OSCAR WILDE AND THE RING OF DEATH Gyles Brandreth John Murray, £14.99
We've had Aristotle and Samuel Johnson as series detectives. Here comes Oscar Wilde for the second of Brandreth's jolly fin de sicle outings. As much imaginative biography as murder mystery, the book paints a lively portrait of Wilde at the height of his fame. The murders and solution are standard stuff – it's Wilde and his world that hold the attention. Terrifically well researched, it all whizzes along and the reader can have fun identifying the real Wilde's witticisms from Brandreth's.
Also try: Walter Satterthwait, Wilde West
Diane Wei Liang
The detection element is almost incidental to this tragic story of two people linked by the 'incident' of Tiananmen Square in 1989: a man found guilty of involvement in the protest and a woman racked with guilt because she stayed away. The latter is Beijing private investigator Mei Wiang, searching for a missing starlet.
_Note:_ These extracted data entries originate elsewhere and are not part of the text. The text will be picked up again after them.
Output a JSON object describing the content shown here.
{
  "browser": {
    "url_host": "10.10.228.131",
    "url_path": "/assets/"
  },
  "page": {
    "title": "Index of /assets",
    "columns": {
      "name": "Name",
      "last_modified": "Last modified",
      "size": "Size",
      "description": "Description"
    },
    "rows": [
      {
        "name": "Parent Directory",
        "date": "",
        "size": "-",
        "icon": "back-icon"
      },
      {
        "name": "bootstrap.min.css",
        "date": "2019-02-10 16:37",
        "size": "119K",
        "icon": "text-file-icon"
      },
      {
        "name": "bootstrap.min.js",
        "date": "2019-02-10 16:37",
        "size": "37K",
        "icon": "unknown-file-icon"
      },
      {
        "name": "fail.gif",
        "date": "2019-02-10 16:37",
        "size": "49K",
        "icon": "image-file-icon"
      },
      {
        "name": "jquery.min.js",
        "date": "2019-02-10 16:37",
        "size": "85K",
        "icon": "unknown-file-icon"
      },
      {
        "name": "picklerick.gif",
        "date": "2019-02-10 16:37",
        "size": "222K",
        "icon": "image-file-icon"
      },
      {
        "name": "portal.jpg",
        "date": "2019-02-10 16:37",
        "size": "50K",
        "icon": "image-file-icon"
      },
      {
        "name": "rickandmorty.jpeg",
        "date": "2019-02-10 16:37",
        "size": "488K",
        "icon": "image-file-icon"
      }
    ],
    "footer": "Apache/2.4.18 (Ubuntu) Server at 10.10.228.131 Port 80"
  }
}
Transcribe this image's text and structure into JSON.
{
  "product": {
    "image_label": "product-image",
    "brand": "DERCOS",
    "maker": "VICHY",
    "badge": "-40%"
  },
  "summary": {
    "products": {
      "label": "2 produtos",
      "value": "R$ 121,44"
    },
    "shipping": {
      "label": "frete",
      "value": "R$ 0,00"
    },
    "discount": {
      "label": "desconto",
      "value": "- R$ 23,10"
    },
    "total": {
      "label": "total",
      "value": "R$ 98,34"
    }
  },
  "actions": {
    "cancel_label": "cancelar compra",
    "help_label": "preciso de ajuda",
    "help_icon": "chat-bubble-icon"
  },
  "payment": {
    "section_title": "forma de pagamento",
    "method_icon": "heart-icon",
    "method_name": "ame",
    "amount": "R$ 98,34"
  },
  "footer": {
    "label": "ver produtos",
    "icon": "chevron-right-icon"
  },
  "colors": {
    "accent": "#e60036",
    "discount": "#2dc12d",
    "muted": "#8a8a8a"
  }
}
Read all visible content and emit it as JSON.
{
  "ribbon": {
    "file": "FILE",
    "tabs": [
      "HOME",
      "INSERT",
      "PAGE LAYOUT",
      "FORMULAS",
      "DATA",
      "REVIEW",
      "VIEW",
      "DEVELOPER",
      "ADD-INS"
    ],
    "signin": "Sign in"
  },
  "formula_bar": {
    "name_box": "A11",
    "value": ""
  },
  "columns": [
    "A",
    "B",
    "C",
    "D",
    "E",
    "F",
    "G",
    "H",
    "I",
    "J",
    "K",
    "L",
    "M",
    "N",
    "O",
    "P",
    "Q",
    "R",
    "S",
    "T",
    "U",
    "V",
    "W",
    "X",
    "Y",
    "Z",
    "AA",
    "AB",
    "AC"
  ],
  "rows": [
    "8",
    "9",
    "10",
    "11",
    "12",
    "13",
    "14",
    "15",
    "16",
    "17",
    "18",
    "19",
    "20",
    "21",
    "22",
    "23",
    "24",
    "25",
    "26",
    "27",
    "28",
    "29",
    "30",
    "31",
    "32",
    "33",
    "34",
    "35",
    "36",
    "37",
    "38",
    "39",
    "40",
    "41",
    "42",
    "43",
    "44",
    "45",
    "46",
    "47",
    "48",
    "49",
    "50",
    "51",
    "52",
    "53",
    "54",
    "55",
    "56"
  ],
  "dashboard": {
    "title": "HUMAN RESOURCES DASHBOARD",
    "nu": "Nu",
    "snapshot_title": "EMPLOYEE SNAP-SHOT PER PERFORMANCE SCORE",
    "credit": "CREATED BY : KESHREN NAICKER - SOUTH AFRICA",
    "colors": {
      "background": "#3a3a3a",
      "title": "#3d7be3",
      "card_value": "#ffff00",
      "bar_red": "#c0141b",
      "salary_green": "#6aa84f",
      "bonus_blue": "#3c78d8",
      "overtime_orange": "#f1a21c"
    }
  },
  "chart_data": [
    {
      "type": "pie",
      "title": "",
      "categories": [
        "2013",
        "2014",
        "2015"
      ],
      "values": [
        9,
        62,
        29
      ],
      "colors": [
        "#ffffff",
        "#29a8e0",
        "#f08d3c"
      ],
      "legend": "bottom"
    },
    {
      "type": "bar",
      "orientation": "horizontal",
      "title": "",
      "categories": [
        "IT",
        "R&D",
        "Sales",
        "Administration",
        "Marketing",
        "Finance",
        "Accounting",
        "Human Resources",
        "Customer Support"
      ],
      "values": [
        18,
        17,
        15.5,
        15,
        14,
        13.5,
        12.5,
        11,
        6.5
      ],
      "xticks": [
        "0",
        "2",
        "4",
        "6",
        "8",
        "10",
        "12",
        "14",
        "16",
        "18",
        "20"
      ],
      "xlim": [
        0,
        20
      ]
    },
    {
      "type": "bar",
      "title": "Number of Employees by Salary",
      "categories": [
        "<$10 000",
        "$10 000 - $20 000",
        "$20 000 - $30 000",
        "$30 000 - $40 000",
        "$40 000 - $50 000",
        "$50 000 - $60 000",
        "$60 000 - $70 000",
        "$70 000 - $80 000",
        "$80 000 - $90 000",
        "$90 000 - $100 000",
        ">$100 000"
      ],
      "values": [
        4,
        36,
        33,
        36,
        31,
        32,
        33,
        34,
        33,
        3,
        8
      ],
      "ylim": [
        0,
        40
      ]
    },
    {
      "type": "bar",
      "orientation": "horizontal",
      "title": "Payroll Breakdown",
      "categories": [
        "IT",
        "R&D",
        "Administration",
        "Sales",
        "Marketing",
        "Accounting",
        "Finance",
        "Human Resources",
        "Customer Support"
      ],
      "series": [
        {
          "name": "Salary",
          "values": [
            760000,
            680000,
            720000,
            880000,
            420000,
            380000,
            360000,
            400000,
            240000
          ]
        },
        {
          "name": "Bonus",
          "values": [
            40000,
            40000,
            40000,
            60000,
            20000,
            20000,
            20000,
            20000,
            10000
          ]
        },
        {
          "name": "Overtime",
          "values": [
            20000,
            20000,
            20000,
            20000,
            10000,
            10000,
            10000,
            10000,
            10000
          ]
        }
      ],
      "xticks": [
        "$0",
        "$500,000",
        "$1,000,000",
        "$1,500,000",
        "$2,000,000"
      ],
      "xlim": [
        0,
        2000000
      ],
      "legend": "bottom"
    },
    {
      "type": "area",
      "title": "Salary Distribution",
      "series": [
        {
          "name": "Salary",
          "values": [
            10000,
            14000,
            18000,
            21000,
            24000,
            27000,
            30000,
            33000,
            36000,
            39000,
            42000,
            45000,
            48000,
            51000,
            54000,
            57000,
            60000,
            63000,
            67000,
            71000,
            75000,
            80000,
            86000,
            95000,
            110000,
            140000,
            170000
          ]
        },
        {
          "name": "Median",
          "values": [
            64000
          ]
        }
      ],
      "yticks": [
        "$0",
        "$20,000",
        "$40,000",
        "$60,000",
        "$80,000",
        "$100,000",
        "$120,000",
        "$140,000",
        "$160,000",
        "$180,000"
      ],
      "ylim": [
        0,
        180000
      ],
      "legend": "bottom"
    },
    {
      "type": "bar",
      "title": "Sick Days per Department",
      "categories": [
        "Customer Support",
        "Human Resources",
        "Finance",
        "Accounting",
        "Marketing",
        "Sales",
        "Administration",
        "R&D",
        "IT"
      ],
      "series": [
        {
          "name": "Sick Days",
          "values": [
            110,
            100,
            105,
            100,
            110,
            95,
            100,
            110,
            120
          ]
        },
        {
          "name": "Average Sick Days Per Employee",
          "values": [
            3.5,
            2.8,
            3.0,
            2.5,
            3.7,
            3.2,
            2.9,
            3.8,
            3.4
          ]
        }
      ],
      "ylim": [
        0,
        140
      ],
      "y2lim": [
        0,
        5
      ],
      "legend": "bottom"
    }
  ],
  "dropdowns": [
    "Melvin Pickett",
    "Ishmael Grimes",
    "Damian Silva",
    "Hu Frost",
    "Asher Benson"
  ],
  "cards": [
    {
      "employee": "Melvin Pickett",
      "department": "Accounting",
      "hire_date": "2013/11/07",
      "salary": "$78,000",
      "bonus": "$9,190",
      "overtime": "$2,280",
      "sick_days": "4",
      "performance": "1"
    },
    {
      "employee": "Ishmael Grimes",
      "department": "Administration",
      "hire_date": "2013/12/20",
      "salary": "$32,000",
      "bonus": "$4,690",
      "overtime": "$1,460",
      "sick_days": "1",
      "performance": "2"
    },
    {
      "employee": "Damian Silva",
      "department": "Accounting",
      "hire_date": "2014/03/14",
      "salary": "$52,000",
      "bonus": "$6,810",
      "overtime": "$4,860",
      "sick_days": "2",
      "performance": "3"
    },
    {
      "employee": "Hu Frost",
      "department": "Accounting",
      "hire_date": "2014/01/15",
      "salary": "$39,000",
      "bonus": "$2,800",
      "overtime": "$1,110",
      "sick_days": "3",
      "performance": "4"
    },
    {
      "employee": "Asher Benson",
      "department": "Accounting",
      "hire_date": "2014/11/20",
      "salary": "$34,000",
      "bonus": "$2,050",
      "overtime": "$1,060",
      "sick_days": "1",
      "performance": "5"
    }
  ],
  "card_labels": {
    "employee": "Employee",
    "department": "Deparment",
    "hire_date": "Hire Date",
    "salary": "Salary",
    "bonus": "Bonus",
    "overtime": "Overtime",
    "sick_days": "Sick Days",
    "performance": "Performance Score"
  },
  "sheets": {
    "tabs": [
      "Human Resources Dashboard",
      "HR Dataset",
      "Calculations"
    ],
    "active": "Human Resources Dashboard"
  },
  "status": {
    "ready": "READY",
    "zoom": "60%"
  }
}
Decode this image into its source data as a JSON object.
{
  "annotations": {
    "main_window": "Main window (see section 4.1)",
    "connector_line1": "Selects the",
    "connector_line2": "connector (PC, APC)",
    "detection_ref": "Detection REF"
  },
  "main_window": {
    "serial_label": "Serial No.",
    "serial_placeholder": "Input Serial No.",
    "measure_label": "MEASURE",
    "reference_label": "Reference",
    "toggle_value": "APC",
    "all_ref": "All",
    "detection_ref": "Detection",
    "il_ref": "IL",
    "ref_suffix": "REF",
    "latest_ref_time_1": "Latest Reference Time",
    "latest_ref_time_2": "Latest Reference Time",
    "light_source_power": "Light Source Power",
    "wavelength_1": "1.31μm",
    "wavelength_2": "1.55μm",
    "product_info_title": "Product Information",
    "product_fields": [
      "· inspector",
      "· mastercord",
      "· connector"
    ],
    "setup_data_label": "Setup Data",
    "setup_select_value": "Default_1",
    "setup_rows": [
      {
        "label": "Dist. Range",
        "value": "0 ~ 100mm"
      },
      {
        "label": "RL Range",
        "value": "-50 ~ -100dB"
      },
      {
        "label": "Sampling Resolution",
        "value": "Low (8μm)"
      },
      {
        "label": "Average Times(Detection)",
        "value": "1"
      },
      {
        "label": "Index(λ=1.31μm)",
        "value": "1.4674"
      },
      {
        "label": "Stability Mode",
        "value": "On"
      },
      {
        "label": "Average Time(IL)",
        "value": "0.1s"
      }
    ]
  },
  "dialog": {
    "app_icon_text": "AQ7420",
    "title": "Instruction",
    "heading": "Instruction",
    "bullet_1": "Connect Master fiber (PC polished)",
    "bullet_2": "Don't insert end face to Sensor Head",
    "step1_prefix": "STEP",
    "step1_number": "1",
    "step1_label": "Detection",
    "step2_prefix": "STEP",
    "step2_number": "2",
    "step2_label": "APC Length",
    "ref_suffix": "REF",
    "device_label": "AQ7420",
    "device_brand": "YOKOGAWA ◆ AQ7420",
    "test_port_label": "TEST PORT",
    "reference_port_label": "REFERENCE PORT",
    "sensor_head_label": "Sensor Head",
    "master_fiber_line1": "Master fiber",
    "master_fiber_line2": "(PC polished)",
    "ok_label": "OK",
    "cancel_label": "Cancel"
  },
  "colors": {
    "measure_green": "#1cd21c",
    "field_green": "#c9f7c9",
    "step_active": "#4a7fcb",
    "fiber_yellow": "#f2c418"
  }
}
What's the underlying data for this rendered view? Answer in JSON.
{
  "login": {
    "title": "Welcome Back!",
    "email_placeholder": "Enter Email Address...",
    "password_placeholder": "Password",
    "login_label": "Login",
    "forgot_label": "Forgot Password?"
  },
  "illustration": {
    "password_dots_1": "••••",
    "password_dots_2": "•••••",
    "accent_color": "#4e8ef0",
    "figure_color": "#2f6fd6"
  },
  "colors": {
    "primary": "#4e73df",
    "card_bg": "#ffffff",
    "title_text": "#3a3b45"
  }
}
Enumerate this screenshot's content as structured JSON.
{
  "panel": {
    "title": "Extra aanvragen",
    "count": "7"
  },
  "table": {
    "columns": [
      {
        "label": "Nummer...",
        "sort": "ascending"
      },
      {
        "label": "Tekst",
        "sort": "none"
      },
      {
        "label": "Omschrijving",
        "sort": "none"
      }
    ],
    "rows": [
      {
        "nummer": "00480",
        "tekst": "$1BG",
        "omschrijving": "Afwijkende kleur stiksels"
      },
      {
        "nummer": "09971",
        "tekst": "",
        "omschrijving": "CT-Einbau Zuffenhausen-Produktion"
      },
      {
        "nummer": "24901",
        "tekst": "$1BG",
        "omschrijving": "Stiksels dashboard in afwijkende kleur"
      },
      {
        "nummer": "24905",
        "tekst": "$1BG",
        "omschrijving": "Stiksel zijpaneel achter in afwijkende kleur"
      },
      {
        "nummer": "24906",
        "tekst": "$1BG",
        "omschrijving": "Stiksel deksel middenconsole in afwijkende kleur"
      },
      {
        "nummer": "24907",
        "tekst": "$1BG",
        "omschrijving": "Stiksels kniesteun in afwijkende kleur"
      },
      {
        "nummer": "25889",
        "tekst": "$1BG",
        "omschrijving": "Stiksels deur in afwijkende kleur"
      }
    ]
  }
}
The China revealed here – communism mixed with capitalism and attendant greed and corruption – is a milieu ripe for a resurgence in detective fiction, banned under Mao. The Chinese, after all, invented the genre.
Also try: Qiu Xiaolong, Death of a Red Heroine
THE BOOK OF MURDER
This one's in the 'intellectual mystery' category, set in Buenos Aires. The detective/narrator is a novelist; the chief suspect, Kloster, is a rival novelist. A secretary who worked for both believes Kloster is behind the deaths of her loved ones and enlists the other novelist's help. Whose version of events is true: the secretary's or Kloster's? Neither? The narrator's a jealous novelist, so how reliable is he? It's beautifully written and absorbing but the ending is either unconvincing or baffling.